Oliver Blume’s final quarterly report as Porsche CEO was never likely to be a rosy one. His decade-long stint has seen some remarkable highs, but his departure will be remembered for the slump that the firm now finds itself in. Fitting then that he left the bringing of bad news to CFO Dr Jochen Breckner, who was at least able to point to sales revenue of more than 26 billion euros in the first nine months of 2025. Unfortunately, the manufacturer’s operating profit slumped to just 40 million euros - a 99 per cent decrease on the 4.35 billon euros it made in the same period last year.
Good news was hard to find. Its net cash flow is healthy enough (suggesting ongoing resilience, Porsche says) and it delivered a record amount of cars to the US (presumably due to buyers pre-empting tariffs earlier in the year). But its return on sales plunged from 14.1 per cent in 2024 to 0.2 per cent for the year to date, thanks to the ongoing perfect storm of the Chinese market slump, pressure on US prices since August and the ‘one-off’ effect of delaying or walking back its EV strategy. Earlier on Friday, analysts had suggested to Reuters that a third quarter operating loss of 611 million euros might be expected; in fact, it stood at 966 million.

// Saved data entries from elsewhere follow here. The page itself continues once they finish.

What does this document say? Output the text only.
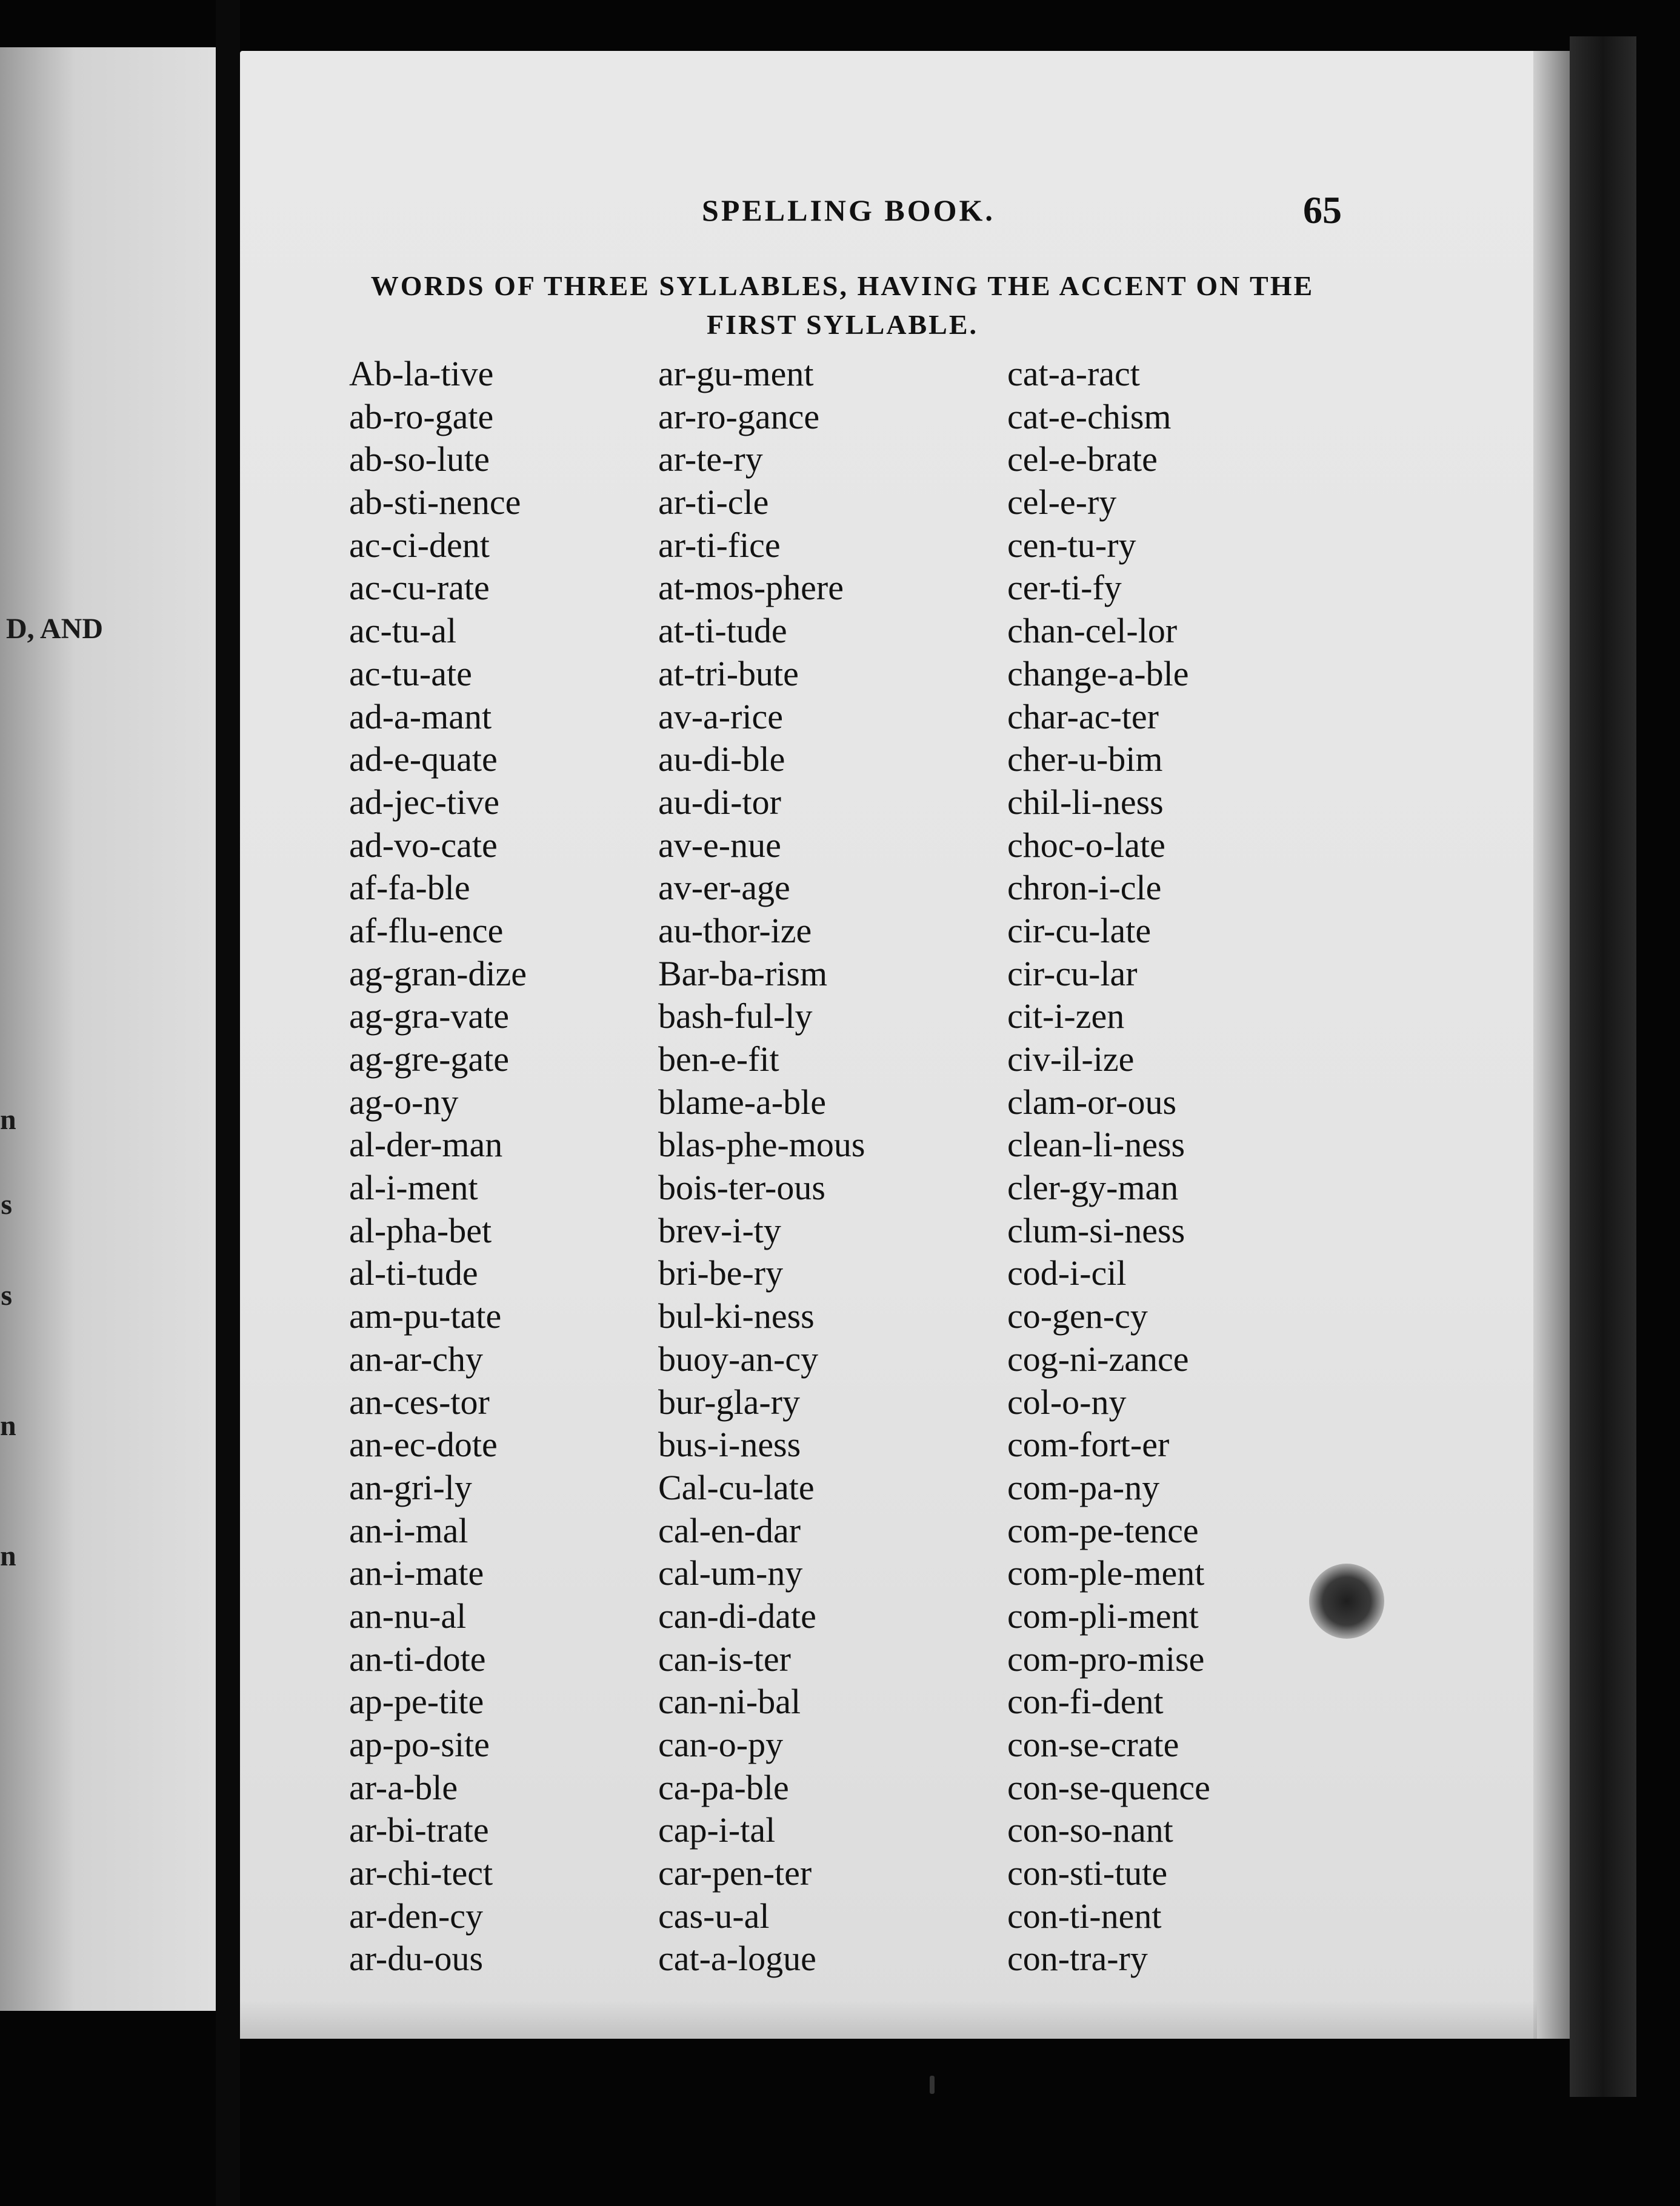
D, AND
n
s
s
n
n
SPELLING BOOK.	65
WORDS OF THREE SYLLABLES, HAVING THE ACCENT ON THE
FIRST SYLLABLE.
Ab-la-tive
ab-ro-gate
ab-so-lute
ab-sti-nence
ac-ci-dent
ac-cu-rate
ac-tu-al
ac-tu-ate
ad-a-mant
ad-e-quate
ad-jec-tive
ad-vo-cate
af-fa-ble
af-flu-ence
ag-gran-dize
ag-gra-vate
ag-gre-gate
ag-o-ny
al-der-man
al-i-ment
al-pha-bet
al-ti-tude
am-pu-tate
an-ar-chy
an-ces-tor
an-ec-dote
an-gri-ly
an-i-mal
an-i-mate
an-nu-al
an-ti-dote
ap-pe-tite
ap-po-site
ar-a-ble
ar-bi-trate
ar-chi-tect
ar-den-cy
ar-du-ous
ar-gu-ment
ar-ro-gance
ar-te-ry
ar-ti-cle
ar-ti-fice
at-mos-phere
at-ti-tude
at-tri-bute
av-a-rice
au-di-ble
au-di-tor
av-e-nue
av-er-age
au-thor-ize
Bar-ba-rism
bash-ful-ly
ben-e-fit
blame-a-ble
blas-phe-mous
bois-ter-ous
brev-i-ty
bri-be-ry
bul-ki-ness
buoy-an-cy
bur-gla-ry
bus-i-ness
Cal-cu-late
cal-en-dar
cal-um-ny
can-di-date
can-is-ter
can-ni-bal
can-o-py
ca-pa-ble
cap-i-tal
car-pen-ter
cas-u-al
cat-a-logue
cat-a-ract
cat-e-chism
cel-e-brate
cel-e-ry
cen-tu-ry
cer-ti-fy
chan-cel-lor
change-a-ble
char-ac-ter
cher-u-bim
chil-li-ness
choc-o-late
chron-i-cle
cir-cu-late
cir-cu-lar
cit-i-zen
civ-il-ize
clam-or-ous
clean-li-ness
cler-gy-man
clum-si-ness
cod-i-cil
co-gen-cy
cog-ni-zance
col-o-ny
com-fort-er
com-pa-ny
com-pe-tence
com-ple-ment
com-pli-ment
com-pro-mise
con-fi-dent
con-se-crate
con-se-quence
con-so-nant
con-sti-tute
con-ti-nent
con-tra-ry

“This year's results reflect the impact of our strategic realignment. However, these measures are essential. We are consciously accepting temporarily weaker financial figures in order to strengthen Porsche's resilience and profitability in the long term,” noted Breckner. “We expect 2025 to be the trough that precedes a noticeable improvement for Porsche from 2026 onwards. Our goal is to sharpen our brand and make our products even more individual, exclusive and desirable.
Quite some challenge for Blume’s successor, former McLaren CEO Michael Leiters, who is due to officially take charge in January. He will be expected to oversee not only a restructuring programme that requires job losses, but also (re)navigate Porsche’s eventual path to electrification - which will require a deft touch in the face of lower than expected demand. While still at McLaren, Leiters was adamant that the case for battery power was unconvincing when it came to mid-engined supercars; at Porsche, a more nuanced approach will obviously be required.

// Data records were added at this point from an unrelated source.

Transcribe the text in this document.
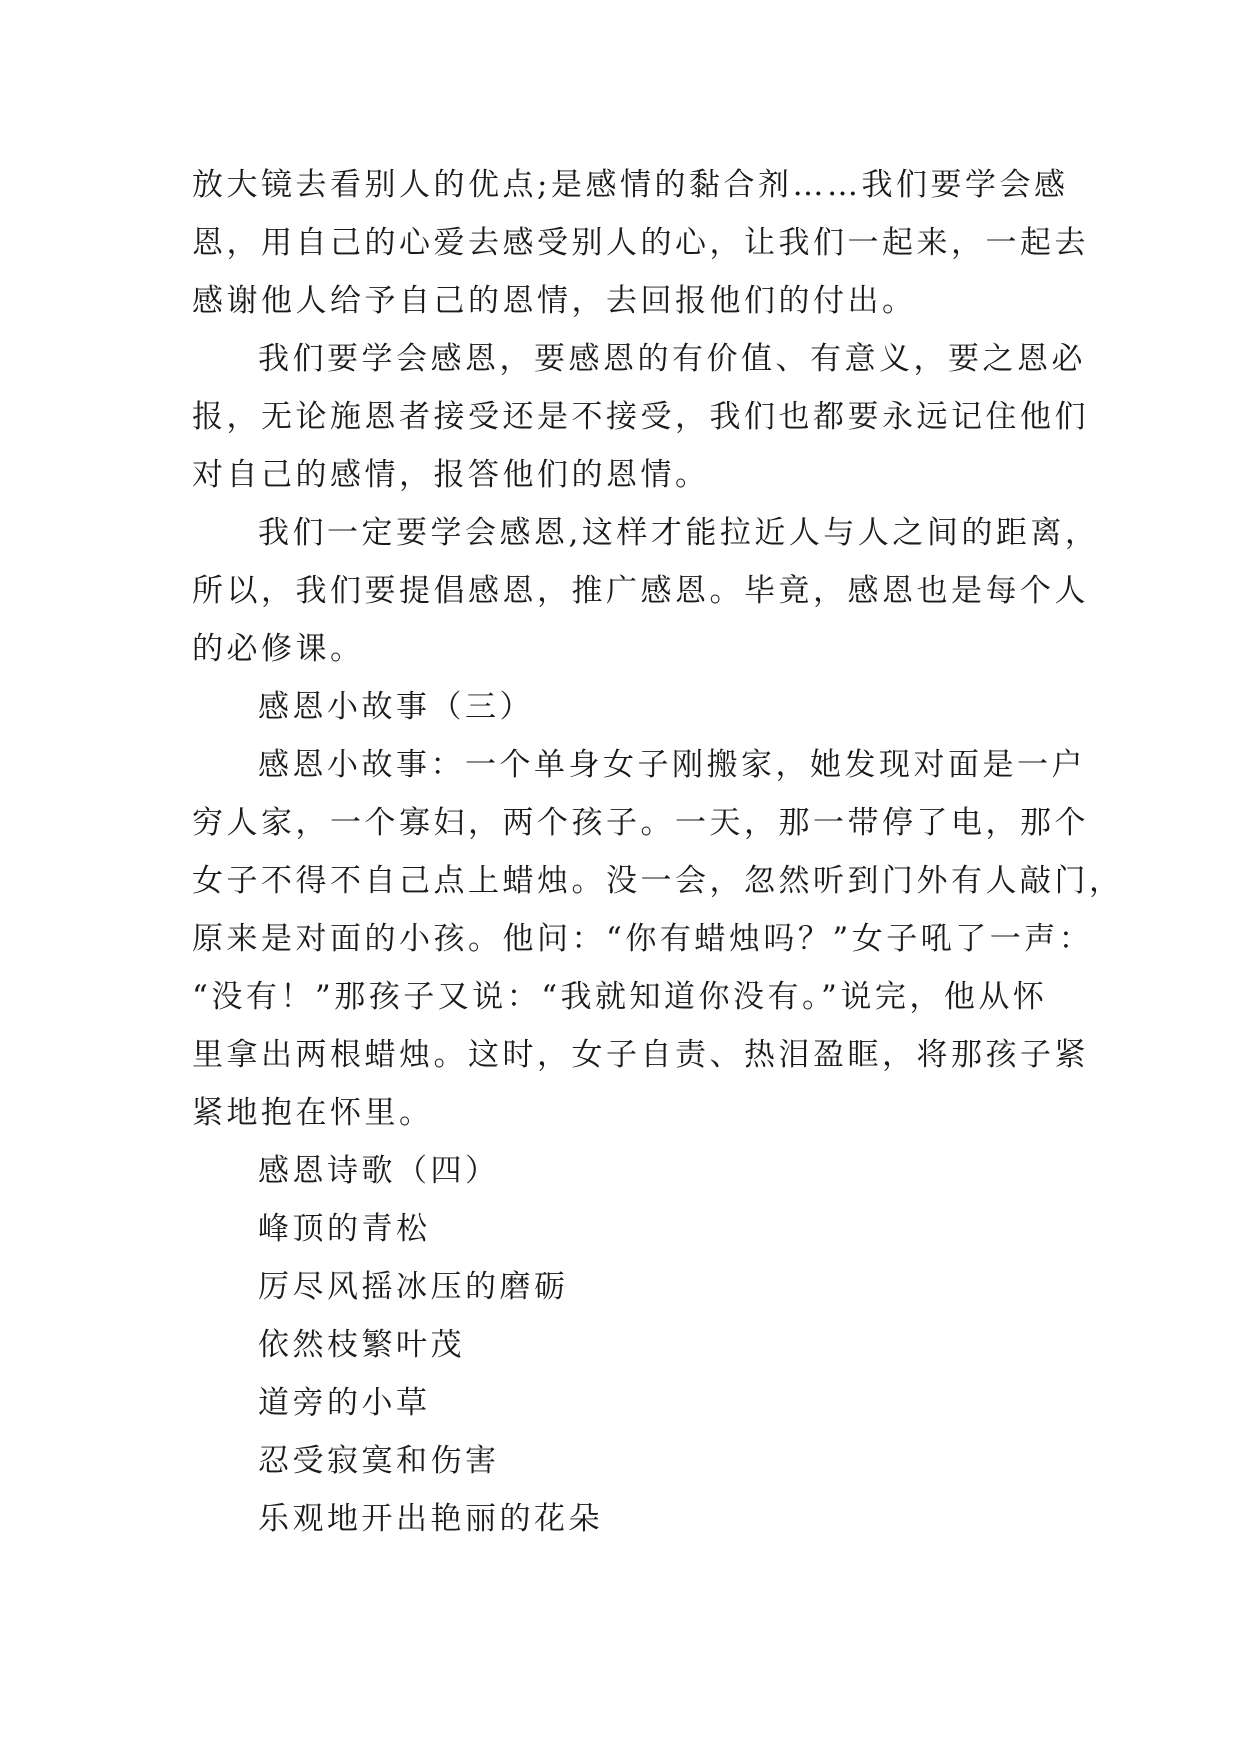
放大镜去看别人的优点;是感情的黏合剂……我们要学会感
恩，用自己的心爱去感受别人的心，让我们一起来，一起去
感谢他人给予自己的恩情，去回报他们的付出。
我们要学会感恩，要感恩的有价值、有意义，要之恩必
报，无论施恩者接受还是不接受，我们也都要永远记住他们
对自己的感情，报答他们的恩情。
我们一定要学会感恩,这样才能拉近人与人之间的距离，
所以，我们要提倡感恩，推广感恩。毕竟，感恩也是每个人
的必修课。
感恩小故事（三）
感恩小故事：一个单身女子刚搬家，她发现对面是一户
穷人家，一个寡妇，两个孩子。一天，那一带停了电，那个
女子不得不自己点上蜡烛。没一会，忽然听到门外有人敲门，
原来是对面的小孩。他问：“你有蜡烛吗？”女子吼了一声：
“没有！”那孩子又说：“我就知道你没有。”说完，他从怀
里拿出两根蜡烛。这时，女子自责、热泪盈眶，将那孩子紧
紧地抱在怀里。
感恩诗歌（四）
峰顶的青松
厉尽风摇冰压的磨砺
依然枝繁叶茂
道旁的小草
忍受寂寞和伤害
乐观地开出艳丽的花朵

Certainly, the brand cannot afford to be left behind when it comes to EV technology in general. But its cancellation of the electric SUV intended to sit above the Cayenne is evidence enough of the pessimism that has taken root; ditto the decision to insert petrol engines (most notably in the 718 replacement) where previously no petrol engine was planned. Understandably, Porsche’s primary concern is stopping the rot in the short term - though the suggestion that things might begin to turn around from next year seems optimistic.
The appointment of Leiters has been taken by some to mean a renewed focus on the most high-end cars, based on his extensive experience at McLaren and Ferrari. This would be greeted with enthusiasm by customers with a proven record for digging deep when Porsche gets it right - and if the EU waters down its plan to end the sale of combustion engines in 2035, as seems increasingly likely, it would fit the broader direction of travel. Ultimately though, convincing buyers to make the transition from high-revving flat-sixes to hushed volume batteries will be the defining challenge of the next ten years.